Tuesday, April 9, 2013

Tuesday's Art: The Depression Line

Depression Bread Line
George Segal, 1991
This sculpture by George Segal is in Washington D.C. and was erected as part of the FDR memorial. Five men cast in bronze, frozen forever in need, knowing they can't provide for their families without help. When we're hungry or sick or homeless, when we feel like God won't give us a way to  even feed our children, it's easy to doubt His love. According to the world, He doesn't love us. If we lived by the world's definition of love, we would only be loved when our bellies are full, and when we're safe and warm and happy and strong and breathing for as long as humanly possible. But the reality is very few people have all these things at once, even in these great United States as this sculpture memorializes.
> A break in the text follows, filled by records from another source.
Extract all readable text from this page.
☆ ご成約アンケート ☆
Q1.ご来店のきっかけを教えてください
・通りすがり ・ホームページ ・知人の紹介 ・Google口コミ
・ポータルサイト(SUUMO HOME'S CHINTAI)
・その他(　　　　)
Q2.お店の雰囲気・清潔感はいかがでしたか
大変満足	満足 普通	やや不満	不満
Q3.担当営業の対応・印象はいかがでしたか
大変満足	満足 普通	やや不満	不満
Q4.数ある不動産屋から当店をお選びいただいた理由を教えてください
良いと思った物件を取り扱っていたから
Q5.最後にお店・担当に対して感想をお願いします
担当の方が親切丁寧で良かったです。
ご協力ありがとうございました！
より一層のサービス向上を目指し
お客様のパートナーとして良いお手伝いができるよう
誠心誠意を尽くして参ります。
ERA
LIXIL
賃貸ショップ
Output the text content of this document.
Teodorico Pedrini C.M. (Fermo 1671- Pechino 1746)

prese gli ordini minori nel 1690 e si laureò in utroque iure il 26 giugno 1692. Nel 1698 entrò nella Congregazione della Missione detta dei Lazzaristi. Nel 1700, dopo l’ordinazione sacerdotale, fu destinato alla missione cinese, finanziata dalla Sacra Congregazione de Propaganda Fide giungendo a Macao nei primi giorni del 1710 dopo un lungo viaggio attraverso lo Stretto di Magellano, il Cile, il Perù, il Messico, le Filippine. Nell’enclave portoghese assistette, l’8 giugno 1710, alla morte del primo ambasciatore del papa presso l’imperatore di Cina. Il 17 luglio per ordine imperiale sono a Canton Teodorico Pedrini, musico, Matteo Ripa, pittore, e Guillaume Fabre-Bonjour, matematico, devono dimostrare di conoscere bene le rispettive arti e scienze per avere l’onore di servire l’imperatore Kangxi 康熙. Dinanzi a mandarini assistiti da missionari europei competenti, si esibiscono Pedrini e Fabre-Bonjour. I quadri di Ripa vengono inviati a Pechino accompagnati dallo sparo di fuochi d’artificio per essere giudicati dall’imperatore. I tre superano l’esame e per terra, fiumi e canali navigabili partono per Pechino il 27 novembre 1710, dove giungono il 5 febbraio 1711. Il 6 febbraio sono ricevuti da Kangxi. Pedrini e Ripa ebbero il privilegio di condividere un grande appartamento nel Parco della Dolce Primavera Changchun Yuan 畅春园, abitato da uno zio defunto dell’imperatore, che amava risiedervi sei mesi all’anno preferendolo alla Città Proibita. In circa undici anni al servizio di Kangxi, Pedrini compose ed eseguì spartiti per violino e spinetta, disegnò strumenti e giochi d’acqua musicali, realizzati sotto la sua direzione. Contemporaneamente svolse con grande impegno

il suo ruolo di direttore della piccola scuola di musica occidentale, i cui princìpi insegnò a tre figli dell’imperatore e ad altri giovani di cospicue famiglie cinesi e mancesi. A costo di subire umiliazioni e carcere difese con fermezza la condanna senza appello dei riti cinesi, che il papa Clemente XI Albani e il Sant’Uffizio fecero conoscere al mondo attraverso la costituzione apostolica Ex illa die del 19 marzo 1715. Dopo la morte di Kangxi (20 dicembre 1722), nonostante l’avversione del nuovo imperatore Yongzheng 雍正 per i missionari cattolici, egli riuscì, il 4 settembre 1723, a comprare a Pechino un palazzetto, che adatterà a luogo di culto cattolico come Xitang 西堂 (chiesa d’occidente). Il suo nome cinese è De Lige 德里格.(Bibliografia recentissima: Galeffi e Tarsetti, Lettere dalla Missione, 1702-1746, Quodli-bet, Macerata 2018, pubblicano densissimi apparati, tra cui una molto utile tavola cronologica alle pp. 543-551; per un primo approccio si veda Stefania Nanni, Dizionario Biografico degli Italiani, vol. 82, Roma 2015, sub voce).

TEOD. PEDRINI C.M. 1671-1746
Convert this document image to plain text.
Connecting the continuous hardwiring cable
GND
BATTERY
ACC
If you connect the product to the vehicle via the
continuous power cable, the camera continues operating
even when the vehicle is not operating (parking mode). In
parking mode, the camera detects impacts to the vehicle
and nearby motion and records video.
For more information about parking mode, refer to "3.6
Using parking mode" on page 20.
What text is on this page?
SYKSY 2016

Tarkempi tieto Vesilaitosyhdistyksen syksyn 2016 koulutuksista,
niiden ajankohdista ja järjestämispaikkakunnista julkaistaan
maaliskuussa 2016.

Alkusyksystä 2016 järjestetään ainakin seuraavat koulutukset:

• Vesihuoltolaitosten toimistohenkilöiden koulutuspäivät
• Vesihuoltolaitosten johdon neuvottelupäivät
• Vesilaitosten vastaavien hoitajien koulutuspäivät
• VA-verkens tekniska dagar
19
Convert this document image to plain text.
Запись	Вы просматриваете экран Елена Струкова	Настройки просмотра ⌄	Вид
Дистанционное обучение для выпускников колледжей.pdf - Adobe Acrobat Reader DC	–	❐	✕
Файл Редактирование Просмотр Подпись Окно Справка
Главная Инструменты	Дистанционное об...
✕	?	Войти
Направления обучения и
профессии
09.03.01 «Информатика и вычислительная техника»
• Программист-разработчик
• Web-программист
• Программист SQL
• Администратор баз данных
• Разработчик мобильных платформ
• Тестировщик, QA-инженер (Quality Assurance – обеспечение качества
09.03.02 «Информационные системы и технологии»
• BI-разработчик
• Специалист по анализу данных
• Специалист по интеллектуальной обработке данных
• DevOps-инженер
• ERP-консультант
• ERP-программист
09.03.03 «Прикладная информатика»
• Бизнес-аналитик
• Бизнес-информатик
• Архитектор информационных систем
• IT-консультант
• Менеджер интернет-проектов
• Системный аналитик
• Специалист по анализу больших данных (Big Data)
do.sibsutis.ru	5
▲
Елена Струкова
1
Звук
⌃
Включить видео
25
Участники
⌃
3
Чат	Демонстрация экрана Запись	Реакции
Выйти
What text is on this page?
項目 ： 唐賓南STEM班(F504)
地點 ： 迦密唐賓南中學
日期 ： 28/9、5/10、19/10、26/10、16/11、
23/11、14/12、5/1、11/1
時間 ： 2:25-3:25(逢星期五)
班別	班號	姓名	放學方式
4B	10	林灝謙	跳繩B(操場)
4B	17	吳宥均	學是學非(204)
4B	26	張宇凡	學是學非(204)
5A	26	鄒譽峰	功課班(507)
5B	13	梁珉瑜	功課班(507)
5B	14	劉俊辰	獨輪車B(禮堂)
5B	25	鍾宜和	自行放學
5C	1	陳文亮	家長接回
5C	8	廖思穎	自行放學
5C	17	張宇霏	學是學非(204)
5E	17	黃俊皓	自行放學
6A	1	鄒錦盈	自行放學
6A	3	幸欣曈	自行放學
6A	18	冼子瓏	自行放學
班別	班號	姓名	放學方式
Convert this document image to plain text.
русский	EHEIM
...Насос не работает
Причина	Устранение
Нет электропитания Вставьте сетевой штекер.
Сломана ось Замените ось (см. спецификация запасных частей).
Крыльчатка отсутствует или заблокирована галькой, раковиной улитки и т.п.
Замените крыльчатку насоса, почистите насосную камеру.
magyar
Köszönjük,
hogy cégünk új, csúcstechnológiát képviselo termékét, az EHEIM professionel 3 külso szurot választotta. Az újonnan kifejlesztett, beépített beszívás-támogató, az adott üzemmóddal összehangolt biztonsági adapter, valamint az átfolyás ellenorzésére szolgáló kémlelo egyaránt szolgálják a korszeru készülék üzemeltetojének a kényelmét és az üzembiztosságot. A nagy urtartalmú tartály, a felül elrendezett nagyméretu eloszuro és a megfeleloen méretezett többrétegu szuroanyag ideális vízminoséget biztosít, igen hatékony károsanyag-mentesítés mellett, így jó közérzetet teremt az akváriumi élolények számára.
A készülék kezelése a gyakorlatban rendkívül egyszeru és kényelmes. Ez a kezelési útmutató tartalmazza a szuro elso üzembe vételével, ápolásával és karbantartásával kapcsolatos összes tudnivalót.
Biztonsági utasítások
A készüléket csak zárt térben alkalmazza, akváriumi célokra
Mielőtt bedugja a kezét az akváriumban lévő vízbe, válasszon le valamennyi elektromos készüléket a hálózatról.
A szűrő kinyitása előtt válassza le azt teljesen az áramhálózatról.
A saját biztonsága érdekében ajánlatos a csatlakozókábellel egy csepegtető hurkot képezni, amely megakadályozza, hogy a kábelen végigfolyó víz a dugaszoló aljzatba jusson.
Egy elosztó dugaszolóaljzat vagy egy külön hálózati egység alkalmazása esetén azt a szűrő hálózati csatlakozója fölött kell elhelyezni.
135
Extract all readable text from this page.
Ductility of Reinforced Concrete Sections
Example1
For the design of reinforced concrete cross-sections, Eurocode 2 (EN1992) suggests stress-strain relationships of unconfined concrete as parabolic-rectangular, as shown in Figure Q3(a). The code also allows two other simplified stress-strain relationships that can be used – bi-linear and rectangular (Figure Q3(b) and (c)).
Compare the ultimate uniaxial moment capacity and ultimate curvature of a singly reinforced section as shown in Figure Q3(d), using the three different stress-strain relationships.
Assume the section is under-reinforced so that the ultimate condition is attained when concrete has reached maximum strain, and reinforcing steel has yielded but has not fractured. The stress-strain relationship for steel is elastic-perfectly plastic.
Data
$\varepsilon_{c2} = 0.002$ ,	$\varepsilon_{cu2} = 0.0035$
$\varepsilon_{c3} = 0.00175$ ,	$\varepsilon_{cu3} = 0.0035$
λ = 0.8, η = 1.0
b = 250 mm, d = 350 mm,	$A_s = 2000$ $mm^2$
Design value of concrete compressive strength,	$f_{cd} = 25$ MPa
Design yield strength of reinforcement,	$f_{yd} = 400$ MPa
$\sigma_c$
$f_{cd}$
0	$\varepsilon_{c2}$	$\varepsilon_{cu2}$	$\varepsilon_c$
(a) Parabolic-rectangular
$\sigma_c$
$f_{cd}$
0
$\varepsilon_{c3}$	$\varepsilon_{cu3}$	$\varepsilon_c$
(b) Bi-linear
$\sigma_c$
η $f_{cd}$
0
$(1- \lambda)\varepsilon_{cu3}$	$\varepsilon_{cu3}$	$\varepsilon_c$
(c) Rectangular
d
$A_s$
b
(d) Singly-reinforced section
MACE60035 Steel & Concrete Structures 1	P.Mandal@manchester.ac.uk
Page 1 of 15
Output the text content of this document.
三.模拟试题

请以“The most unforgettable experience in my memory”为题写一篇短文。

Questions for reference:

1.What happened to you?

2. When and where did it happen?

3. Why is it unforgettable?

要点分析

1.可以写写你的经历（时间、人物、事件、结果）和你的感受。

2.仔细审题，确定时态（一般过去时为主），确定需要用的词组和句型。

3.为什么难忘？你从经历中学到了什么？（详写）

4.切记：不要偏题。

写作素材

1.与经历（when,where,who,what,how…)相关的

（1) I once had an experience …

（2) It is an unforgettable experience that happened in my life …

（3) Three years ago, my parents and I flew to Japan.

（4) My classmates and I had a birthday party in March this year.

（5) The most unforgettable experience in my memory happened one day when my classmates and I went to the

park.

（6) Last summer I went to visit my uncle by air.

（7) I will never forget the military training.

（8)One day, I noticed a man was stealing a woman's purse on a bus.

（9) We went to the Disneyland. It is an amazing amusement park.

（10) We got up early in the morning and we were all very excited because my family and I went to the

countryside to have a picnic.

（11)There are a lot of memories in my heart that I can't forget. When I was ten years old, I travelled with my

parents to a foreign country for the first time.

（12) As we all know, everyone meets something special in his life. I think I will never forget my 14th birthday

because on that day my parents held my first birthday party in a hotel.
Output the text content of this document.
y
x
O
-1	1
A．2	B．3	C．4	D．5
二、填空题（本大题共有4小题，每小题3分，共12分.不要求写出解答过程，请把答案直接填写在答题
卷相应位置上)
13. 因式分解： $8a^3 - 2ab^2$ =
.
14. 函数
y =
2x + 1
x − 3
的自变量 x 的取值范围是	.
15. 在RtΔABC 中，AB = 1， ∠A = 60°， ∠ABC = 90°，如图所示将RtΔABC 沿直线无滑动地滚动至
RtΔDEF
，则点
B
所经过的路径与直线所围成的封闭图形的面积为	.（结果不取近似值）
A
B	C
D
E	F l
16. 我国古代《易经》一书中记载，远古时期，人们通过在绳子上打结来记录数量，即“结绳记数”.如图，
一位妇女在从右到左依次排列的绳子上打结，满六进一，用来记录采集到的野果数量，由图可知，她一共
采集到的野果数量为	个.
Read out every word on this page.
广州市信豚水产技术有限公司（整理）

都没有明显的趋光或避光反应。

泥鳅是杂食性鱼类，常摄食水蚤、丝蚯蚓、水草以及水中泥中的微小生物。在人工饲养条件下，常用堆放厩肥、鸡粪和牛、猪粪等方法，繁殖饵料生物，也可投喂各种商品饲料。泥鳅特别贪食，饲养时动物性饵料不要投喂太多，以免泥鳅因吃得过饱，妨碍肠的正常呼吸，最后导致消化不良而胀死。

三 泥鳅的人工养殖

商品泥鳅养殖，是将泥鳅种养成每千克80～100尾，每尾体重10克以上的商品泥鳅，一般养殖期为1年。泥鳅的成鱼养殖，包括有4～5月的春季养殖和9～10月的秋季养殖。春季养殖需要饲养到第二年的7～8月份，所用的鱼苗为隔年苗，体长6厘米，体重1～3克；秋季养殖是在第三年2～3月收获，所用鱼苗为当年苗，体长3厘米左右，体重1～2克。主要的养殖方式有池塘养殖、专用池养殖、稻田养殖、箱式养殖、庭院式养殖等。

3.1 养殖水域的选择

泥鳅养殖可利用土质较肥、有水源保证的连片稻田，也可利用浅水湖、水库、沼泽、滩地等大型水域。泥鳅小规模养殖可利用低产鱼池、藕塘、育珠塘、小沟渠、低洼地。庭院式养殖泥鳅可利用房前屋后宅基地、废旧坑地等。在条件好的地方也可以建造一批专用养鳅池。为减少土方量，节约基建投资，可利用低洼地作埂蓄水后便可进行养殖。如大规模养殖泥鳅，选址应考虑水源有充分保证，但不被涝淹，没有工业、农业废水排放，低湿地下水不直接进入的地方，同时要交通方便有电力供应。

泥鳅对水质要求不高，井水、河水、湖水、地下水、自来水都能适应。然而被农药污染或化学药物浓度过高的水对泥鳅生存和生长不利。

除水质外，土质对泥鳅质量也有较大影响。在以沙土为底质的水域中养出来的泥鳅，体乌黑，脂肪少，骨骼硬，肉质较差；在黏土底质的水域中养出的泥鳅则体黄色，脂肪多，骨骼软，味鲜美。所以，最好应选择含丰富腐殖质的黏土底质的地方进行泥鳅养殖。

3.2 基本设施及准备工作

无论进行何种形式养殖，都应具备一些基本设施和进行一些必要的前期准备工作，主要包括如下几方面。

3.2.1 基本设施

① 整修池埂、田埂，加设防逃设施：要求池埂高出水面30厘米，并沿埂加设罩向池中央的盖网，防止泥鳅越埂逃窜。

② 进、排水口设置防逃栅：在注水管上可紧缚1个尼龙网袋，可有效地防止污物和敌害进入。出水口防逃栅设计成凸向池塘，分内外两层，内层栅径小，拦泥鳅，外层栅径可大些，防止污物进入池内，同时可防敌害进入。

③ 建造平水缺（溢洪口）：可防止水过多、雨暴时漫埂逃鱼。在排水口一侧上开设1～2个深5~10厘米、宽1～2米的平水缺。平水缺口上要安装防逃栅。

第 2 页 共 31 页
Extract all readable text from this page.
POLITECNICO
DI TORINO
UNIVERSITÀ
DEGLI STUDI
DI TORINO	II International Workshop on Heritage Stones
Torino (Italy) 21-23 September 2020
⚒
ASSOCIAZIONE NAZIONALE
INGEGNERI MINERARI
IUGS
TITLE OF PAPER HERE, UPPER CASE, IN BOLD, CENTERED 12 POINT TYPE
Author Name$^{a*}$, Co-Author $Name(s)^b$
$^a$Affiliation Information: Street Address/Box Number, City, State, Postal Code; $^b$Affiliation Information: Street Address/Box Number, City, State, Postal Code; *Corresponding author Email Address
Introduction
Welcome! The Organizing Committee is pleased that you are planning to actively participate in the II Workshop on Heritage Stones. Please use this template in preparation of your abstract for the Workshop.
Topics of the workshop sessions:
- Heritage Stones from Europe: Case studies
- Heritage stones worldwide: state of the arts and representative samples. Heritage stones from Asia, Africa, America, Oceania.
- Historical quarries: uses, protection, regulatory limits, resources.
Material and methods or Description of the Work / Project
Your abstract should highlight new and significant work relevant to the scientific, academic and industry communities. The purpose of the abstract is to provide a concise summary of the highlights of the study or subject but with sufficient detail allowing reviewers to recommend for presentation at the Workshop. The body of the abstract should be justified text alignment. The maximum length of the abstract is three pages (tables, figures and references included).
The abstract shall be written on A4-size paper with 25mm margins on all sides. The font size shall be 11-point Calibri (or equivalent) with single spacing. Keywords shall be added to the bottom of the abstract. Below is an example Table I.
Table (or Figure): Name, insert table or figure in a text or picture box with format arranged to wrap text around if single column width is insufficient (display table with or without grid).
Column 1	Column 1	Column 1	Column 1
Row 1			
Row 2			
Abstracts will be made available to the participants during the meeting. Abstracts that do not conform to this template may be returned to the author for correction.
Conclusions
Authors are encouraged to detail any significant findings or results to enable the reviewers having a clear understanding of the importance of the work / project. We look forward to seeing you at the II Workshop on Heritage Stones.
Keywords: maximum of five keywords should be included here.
This fact could mean either one of two things: God hates pretty much everyone, or His blessings reach past our physical needs. Christ was poor. He knew hunger, grief and physical pain, rejection and abandonment unto death, but He never doubted the love of His Father. Our faith is far less perfect, and so we doubt. But don't give in to that doubt so easily. God is with us in our need, even when those needs go unmet, because in truth, He's already given us all that we need. Our salvation.

So why memorialize something as depressing as a Depression bread line for posterity? Because instead of despising the fact that we need help, we ought to be thankful for the help that we have.

"And He said to His disciples, “Therefore I tell you, do not be anxious about your life, what you will eat, nor about your body, what you will put on. For life is more than food, and the body more than clothing."